Patients underwent neurocognitive testing with DIVERGT screening at baseline and 2 years. They also underwent health-related quality-of-life testing with the age-appropriate CHRIS-General and CHRIs-HSCT tests at baseline and days 45, 100, 180, 365 and 730 post-HSCT.
Researchers found that intellectual functioning — including memory, language and executive function — were all stable or improved at 2 years. Also, processing speed (P < .026), emotional functioning (P < .03) and physical functioning (P < .01) each significantly improved.

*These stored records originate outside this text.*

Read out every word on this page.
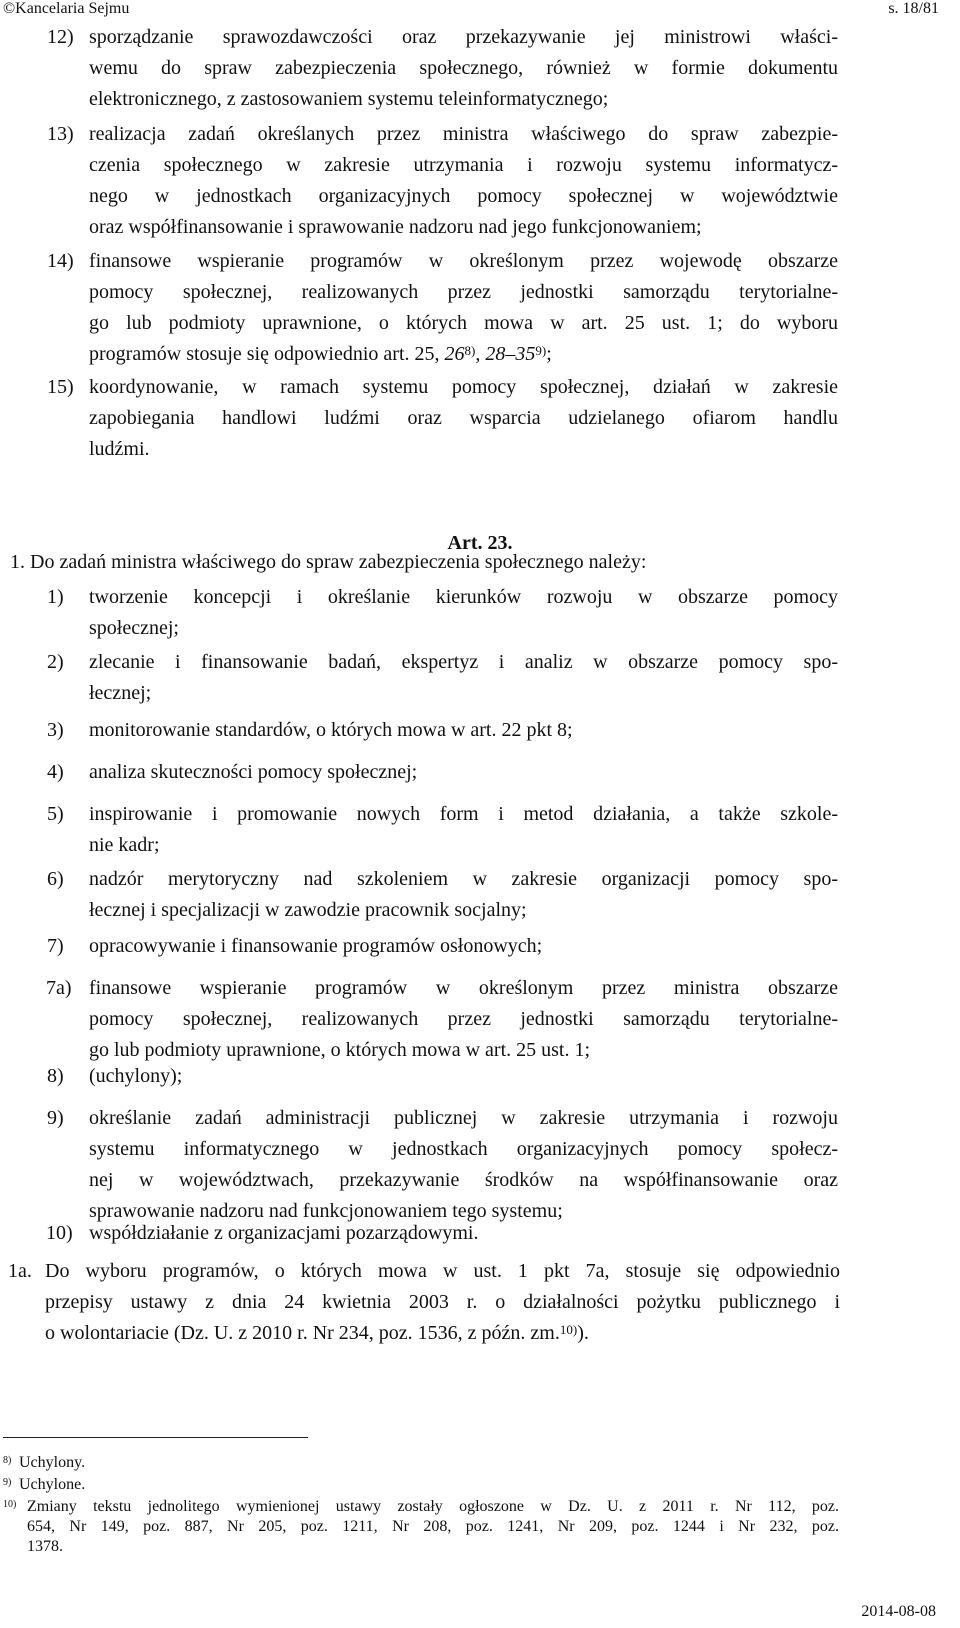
©Kancelaria Sejmu	s. 18/81
12) sporządzanie sprawozdawczości oraz przekazywanie jej ministrowi właści-
wemu do spraw zabezpieczenia społecznego, również w formie dokumentu
elektronicznego, z zastosowaniem systemu teleinformatycznego;
13) realizacja zadań określanych przez ministra właściwego do spraw zabezpie-
czenia społecznego w zakresie utrzymania i rozwoju systemu informatycz-
nego w jednostkach organizacyjnych pomocy społecznej w województwie
oraz współfinansowanie i sprawowanie nadzoru nad jego funkcjonowaniem;
14) finansowe wspieranie programów w określonym przez wojewodę obszarze
pomocy społecznej, realizowanych przez jednostki samorządu terytorialne-
go lub podmioty uprawnione, o których mowa w art. 25 ust. 1; do wyboru
programów stosuje się odpowiednio art. 25, 26$^{8)}$, 28–35$^{9)}$;
15) koordynowanie, w ramach systemu pomocy społecznej, działań w zakresie
zapobiegania handlowi ludźmi oraz wsparcia udzielanego ofiarom handlu
ludźmi.
1. Do zadań ministra właściwego do spraw zabezpieczenia społecznego należy:
1) tworzenie koncepcji i określanie kierunków rozwoju w obszarze pomocy
społecznej;
2) zlecanie i finansowanie badań, ekspertyz i analiz w obszarze pomocy spo-
łecznej;
3) monitorowanie standardów, o których mowa w art. 22 pkt 8;
4) analiza skuteczności pomocy społecznej;
5) inspirowanie i promowanie nowych form i metod działania, a także szkole-
nie kadr;
6) nadzór merytoryczny nad szkoleniem w zakresie organizacji pomocy spo-
łecznej i specjalizacji w zawodzie pracownik socjalny;
7) opracowywanie i finansowanie programów osłonowych;
7a) finansowe wspieranie programów w określonym przez ministra obszarze
pomocy społecznej, realizowanych przez jednostki samorządu terytorialne-
go lub podmioty uprawnione, o których mowa w art. 25 ust. 1;
8) (uchylony);
9) określanie zadań administracji publicznej w zakresie utrzymania i rozwoju
systemu informatycznego w jednostkach organizacyjnych pomocy społecz-
nej w województwach, przekazywanie środków na współfinansowanie oraz
sprawowanie nadzoru nad funkcjonowaniem tego systemu;
10) współdziałanie z organizacjami pozarządowymi.
1a. Do wyboru programów, o których mowa w ust. 1 pkt 7a, stosuje się odpowiednio
przepisy ustawy z dnia 24 kwietnia 2003 r. o działalności pożytku publicznego i
o wolontariacie (Dz. U. z 2010 r. Nr 234, poz. 1536, z późn. zm.$^{10)}$).
Art. 23.
8) Uchylony.
9) Uchylone.
10) Zmiany tekstu jednolitego wymienionej ustawy zostały ogłoszone w Dz. U. z 2011 r. Nr 112, poz.
654, Nr 149, poz. 887, Nr 205, poz. 1211, Nr 208, poz. 1241, Nr 209, poz. 1244 i Nr 232, poz.
1378.
2014-08-08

The incidence of grade 2 to grade 4 acute GVHD was 6.2%, and 6.7% of patients experienced chronic GVHD.
“One patient developed chronic GVHD for a cumulative incidence of 6.7%,” Cairo said. “So, it’s not zero, and we will continue to look for ways to reduce that number to zero.”– by John DeRosier
Reference:
Cairo M, et al. Abstract 162. Presented at: ASH Annual Meeting and Exposition; Dec. 1-4, 2018; San Diego.
Disclosures : Cairo reports research funding from Janssen. Please see the abstract for all other authors’ relevant financial disclosures.